A recession is often a bad thing for the economy but a good one for stocks as we saw in 2000, 2009, and 2020. In all these situations, the Fed has intervened by slashing interest rates. In 2020, it responded to the Covid-19 pandemic by cutting rates to zero.

It will likely cut interest rates in the next meeting in September. Some analysts anticipate that the Fed will respond by delivering a jumbo rate cut. Such a move would benefit the SCHD as investors rotate from money market funds to stocks.

To be clear: in the future, the Fed will lack tools to respond to such crises because of the soaring US debt. At that time, buyers of US debt will demand higher interest rates to hold it.

Corporate earnings are still strong

SCHD ETF soared to a record high last week

The other catalyst for the SCHD ETF is that corporate earnings are still strong. While companies like Tesla, Intel, and Amazon have made headlines, most companies have reported solid financial results. 

Data by Factset shows that 75% of all companies in the S&P 500 index have published their second-quarter earnings. Of these analysts, 78% of them have reported a positive EPS surprise while 60% have beaten their revenues.

The revenue growth rate has been strong, with the average rate coming in at 11.50%, its highest point since Q4 of 2021. Companies have also released positive earnings growth revisions. 

Therefore, a combination of higher earnings growth and Federal Reserve rate cuts will likely lead to more upside for the SCHD ETF in the long term.
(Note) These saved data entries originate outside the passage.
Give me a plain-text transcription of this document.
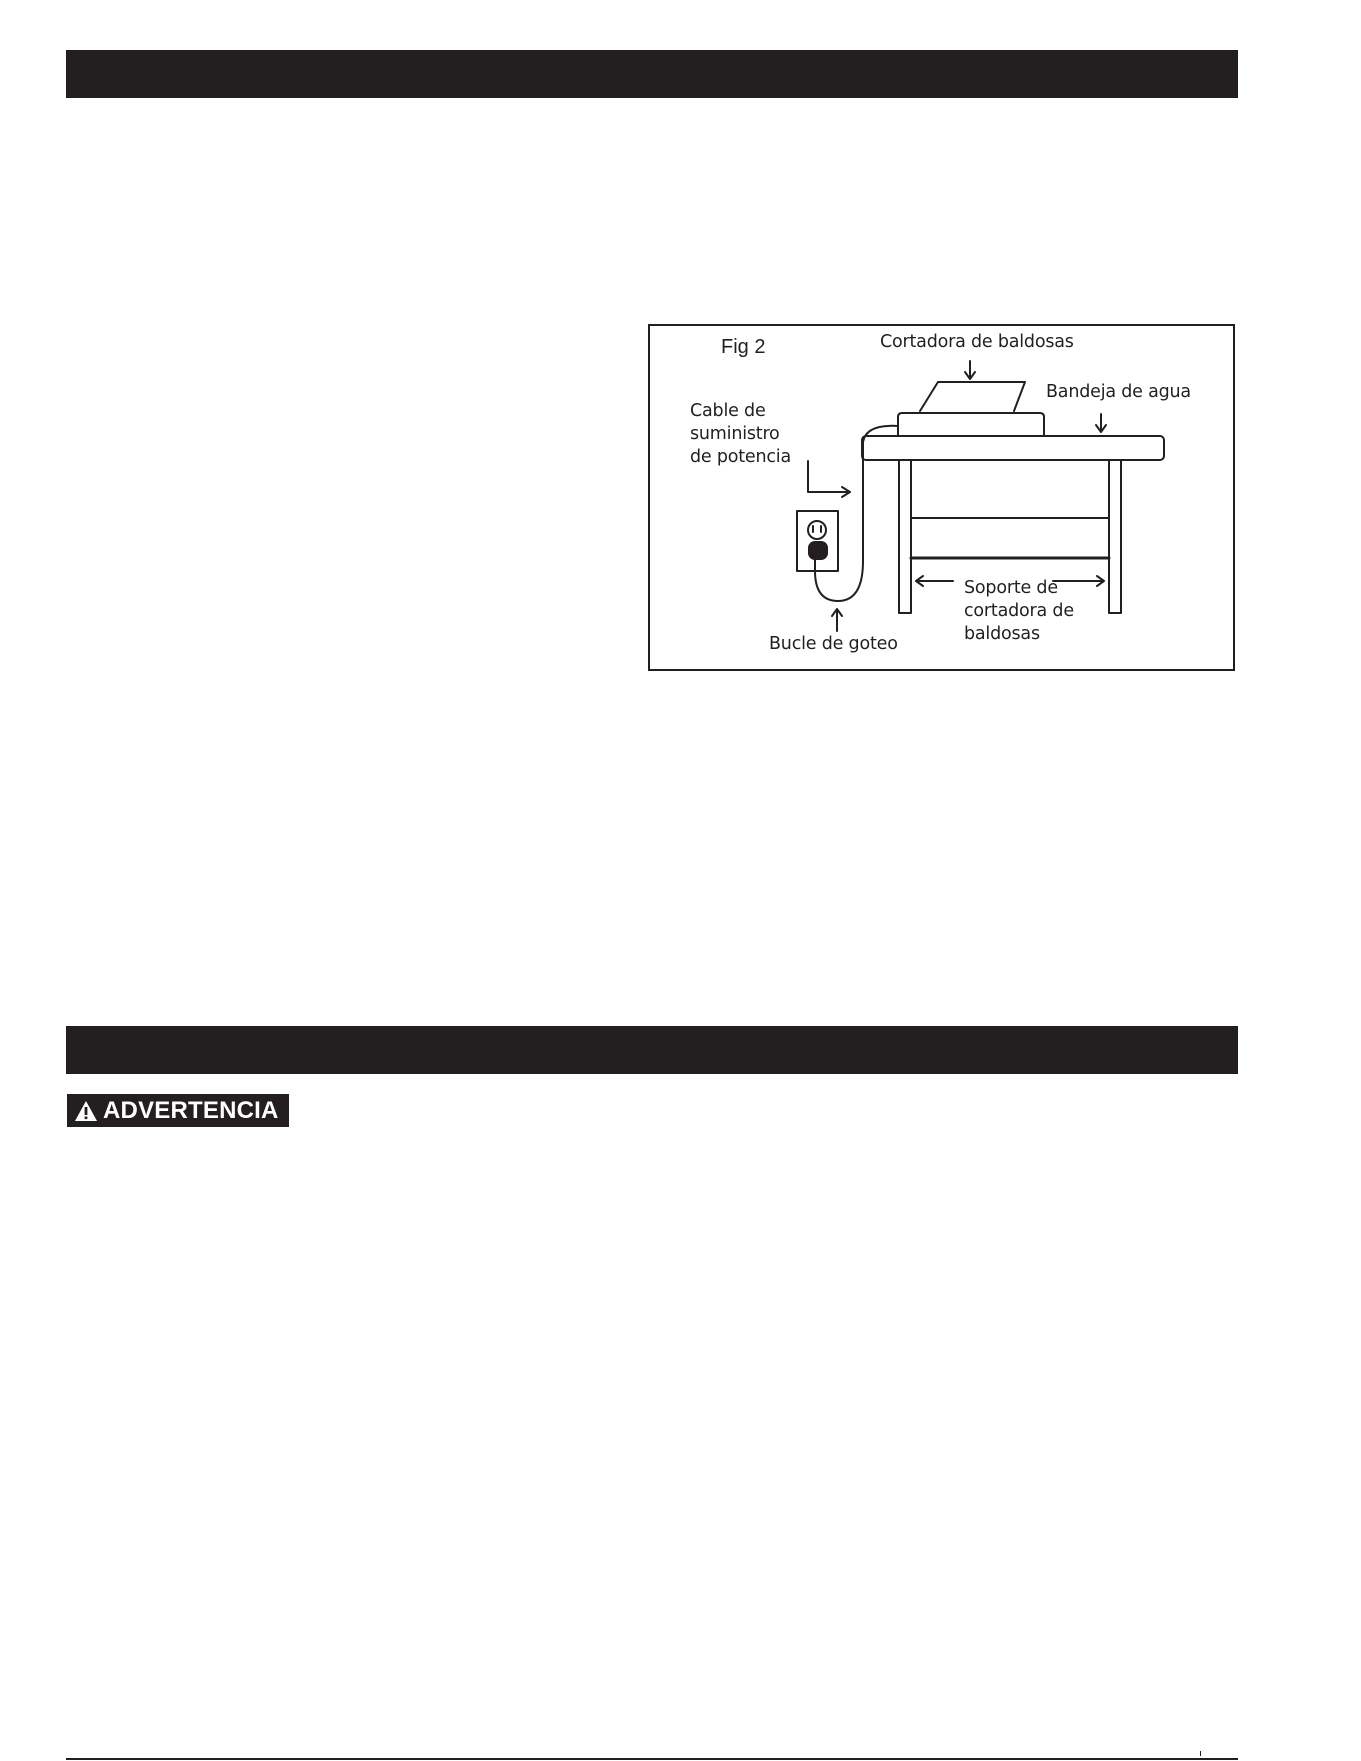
Fig 2	Cortadora de baldosas

Bandeja de agua

Cable de

suministro

de potencia

Soporte de

cortadora de

baldosas

Bucle de goteo

ADVERTENCIA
Besides, the fund has a long history of rising since it was trading at $17 in its inception and has rallied to over $80 today. 

In this period, the fund has suffered a bear market three times: August 2025, March 2020, and January 2022. It has always bounced back after these bear market movements and recently jumped to a record low.

Therefore, there is a likelihood that the SCHD ETF will bounce back later this year as the conditions improve.